Die Rückforderung oder Aufhebung von Kindergeldbescheiden ist im BKGG in Verbindung mit den Vorschriften des Sozialgesetzbuches geregelt, insbesondere wenn sich herausstellt, dass die Voraussetzungen für den Kindergeldbezug rückwirkend nicht oder nicht mehr vorgelegen haben. Ein rechtswidrig gewährter Kindergeldbescheid kann gemäß § 7 BKGG in Verbindung mit § 48 SGB X aufgehoben werden, wenn sich nachträglich Tatsachen ergeben, die zum Wegfall oder zur Minderung des Kindergeldanspruchs führen. Dies ist beispielsweise der Fall, wenn das Kind die Ausbildung abbricht oder der Hauptwohnsitz ins Ausland verlegt wird, ohne dass hierfür eine Fortgeltung des Anspruchs vorgesehen ist. Überzahlte Kindergeldbeträge sind in diesen Fällen nach § 8 BKGG zu erstatten. Die Familienkassen sind zudem verpflichtet, die Rechtmäßigkeit der Kindergeldfestsetzung regelmäßig zu überprüfen, wobei auch die Rückforderung von Leistungen wegen fehlerhafter Angaben durch die Berechtigten oder infolge nicht eingehaltener Mitwirkungspflichten möglich ist.

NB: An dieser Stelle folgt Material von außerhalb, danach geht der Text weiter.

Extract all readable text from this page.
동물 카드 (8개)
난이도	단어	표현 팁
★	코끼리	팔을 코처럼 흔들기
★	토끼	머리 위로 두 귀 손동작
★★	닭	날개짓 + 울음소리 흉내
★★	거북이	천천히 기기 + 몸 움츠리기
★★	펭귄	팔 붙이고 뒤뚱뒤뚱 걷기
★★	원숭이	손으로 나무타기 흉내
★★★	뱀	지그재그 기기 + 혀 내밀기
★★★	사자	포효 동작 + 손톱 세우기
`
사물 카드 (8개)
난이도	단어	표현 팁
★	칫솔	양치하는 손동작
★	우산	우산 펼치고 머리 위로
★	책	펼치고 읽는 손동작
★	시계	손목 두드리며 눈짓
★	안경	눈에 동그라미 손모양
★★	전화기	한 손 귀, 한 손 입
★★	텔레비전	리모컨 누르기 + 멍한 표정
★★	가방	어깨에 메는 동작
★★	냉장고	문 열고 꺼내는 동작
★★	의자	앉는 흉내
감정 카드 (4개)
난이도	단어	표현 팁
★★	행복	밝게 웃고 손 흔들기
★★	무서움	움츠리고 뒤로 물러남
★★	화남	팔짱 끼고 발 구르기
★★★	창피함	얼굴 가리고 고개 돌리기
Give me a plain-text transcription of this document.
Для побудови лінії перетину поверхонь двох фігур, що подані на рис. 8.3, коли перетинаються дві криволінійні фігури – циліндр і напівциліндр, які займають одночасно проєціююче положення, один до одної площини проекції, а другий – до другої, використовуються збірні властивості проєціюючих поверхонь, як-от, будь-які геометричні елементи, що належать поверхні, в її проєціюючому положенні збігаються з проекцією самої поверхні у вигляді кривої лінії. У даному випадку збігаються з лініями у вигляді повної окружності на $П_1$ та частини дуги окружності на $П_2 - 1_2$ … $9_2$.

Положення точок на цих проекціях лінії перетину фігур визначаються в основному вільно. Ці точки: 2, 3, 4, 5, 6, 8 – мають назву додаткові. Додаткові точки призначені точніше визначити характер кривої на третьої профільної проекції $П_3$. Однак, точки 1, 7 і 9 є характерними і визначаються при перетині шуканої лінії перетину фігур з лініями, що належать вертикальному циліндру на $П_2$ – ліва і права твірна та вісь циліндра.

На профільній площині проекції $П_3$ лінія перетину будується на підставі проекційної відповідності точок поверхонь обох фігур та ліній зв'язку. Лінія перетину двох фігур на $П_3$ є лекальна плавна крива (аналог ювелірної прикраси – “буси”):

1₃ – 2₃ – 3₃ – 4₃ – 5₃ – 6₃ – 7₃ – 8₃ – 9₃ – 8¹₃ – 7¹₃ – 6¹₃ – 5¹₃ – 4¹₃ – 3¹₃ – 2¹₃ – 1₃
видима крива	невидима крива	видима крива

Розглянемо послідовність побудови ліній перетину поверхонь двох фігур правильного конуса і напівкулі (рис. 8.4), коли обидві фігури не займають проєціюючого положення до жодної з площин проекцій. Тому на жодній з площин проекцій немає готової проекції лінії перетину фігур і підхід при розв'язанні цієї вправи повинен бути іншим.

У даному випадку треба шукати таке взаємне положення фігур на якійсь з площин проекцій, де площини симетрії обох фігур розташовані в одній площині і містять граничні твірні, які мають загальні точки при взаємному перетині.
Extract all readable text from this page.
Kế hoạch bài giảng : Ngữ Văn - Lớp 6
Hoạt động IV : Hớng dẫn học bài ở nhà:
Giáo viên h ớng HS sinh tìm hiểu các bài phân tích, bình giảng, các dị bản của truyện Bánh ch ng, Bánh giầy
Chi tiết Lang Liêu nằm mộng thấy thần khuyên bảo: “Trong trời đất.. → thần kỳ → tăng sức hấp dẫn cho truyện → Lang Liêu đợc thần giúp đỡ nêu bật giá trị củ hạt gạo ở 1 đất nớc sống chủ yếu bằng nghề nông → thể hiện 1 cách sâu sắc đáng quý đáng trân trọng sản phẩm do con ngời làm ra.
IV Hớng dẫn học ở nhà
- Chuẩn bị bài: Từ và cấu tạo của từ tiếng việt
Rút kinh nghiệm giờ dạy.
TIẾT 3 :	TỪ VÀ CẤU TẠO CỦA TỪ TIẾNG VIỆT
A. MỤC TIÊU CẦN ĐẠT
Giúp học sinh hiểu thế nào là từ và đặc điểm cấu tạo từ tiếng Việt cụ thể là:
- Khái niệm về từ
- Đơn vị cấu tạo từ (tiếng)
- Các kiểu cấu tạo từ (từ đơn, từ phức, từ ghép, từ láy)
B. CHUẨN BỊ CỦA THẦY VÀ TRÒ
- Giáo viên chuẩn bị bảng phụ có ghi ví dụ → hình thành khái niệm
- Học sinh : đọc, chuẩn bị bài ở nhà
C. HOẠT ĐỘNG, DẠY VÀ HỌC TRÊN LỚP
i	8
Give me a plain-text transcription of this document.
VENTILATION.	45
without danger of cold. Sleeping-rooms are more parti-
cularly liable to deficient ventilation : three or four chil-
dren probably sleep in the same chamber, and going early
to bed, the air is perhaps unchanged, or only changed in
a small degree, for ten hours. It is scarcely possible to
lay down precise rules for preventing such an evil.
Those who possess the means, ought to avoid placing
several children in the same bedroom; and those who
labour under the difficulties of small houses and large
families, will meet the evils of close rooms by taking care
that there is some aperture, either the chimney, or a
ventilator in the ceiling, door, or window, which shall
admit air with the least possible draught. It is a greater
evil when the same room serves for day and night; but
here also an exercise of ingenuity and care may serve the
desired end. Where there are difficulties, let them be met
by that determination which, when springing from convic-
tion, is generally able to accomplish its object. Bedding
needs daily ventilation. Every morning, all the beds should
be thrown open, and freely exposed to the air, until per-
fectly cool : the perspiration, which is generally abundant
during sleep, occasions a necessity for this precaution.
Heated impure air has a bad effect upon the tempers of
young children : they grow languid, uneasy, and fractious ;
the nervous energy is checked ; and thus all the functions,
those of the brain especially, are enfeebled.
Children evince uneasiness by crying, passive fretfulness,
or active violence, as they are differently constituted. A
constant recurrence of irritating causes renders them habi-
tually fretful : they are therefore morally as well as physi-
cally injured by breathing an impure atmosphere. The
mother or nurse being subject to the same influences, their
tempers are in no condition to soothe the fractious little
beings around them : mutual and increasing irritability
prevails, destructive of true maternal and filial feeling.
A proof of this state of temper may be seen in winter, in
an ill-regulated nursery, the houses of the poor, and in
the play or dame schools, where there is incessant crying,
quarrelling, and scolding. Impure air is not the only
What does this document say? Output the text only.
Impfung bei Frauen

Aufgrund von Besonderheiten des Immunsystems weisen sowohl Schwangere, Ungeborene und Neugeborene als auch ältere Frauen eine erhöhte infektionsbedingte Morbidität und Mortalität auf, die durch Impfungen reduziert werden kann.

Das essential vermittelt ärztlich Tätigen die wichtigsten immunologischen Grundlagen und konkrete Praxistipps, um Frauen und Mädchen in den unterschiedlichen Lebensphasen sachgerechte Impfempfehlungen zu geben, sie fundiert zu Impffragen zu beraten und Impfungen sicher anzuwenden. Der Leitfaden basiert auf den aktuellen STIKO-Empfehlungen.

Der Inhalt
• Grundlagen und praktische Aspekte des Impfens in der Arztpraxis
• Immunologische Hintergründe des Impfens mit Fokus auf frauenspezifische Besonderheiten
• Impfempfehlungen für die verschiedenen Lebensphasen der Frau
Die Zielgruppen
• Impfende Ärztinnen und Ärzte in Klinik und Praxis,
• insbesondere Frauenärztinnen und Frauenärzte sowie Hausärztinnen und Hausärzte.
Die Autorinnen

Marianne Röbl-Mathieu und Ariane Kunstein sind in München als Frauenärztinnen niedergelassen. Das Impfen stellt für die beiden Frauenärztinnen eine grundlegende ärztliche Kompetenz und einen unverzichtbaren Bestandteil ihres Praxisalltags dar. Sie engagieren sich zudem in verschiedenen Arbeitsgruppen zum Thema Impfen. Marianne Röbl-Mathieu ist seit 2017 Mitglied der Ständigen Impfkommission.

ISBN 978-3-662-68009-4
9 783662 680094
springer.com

Wie ist das Verhältnis des BKGG zur steuerlichen Kindergeldregelung nach dem Einkommensteuergesetz (EStG)?
Das Bundeskindergeldgesetz (BKGG) ist vorrangig auf Personen anwendbar, die in Deutschland nicht unbeschränkt einkommensteuerpflichtig sind oder keine inländischen Einkünfte im Sinne des Einkommensteuergesetzes haben. Für Steuerpflichtige, die in Deutschland unbeschränkt einkommensteuerpflichtig sind, richtet sich der Kindergeldanspruch grundsätzlich nach den § 62 ff. EStG. Das BKGG enthält insoweit eine Auffangregelung für Personen, die keinen Anspruch nach dem EStG geltend machen können, etwa für Sozialleistungsbezieher oder Personen ohne ausreichende Steuerpflicht in Deutschland. Beide Regelungsbereiche sehen vergleichbare Anspruchsvoraussetzungen und Einkommensgrenzen vor, erlauben jedoch grundsätzlich keinen zeitgleichen Bezug von Kindergeld aus beiden Systemen. Eine genaue rechtliche Prüfung der Anspruchsgrundlage ist notwendig, um die Abgrenzung beider Gesetze in der praktischen Anwendung sicherzustellen.
Welche rechtlichen Besonderheiten bestehen für ausländische Staatsangehörige beim Bezug von Kindergeld nach dem BKGG?
Ausländische Staatsangehörige sind nach dem Bundeskindergeldgesetz grundsätzlich dann anspruchsberechtigt, wenn sie sich rechtmäßig, gewöhnlich und längerfristig in Deutschland aufhalten und über einen Aufenthaltstitel verfügen, der sie zur Erwerbstätigkeit berechtigt. Maßgeblich ist dabei § 1 Abs. 3 BKGG i. V. m. § 62 EStG, wonach bestimmte Gruppen von Ausländern vom Kindergeldbezug ausgeschlossen werden können – etwa Geduldete oder vollziehbar Ausreisepflichtige. Für Angehörige eines EU- oder EWR-Staates sowie der Schweiz gelten die Bestimmungen zur Freizügigkeit, sodass für sie grundsätzlich ein Anspruch nach denselben Voraussetzungen wie für deutsche Staatsangehörige besteht. Bei Drittstaatsangehörigen muss regelmäßig eine Prüfung erfolgen, ob ein entsprechender Aufenthaltstitel, beispielsweise eine Niederlassungserlaubnis oder eine Blaue Karte EU, vorliegt und die Beschäftigungserlaubnis nicht lediglich auf einen bestimmten Zweck begrenzt ist. Zudem sind im Rahmen der europäischen Koordinierung überstaatlicher Leistungen Besonderheiten zu beachten, etwa im Falle grenzüberschreitender Sachverhalte oder bei parallelem Bezug von Familienleistungen im Ausland.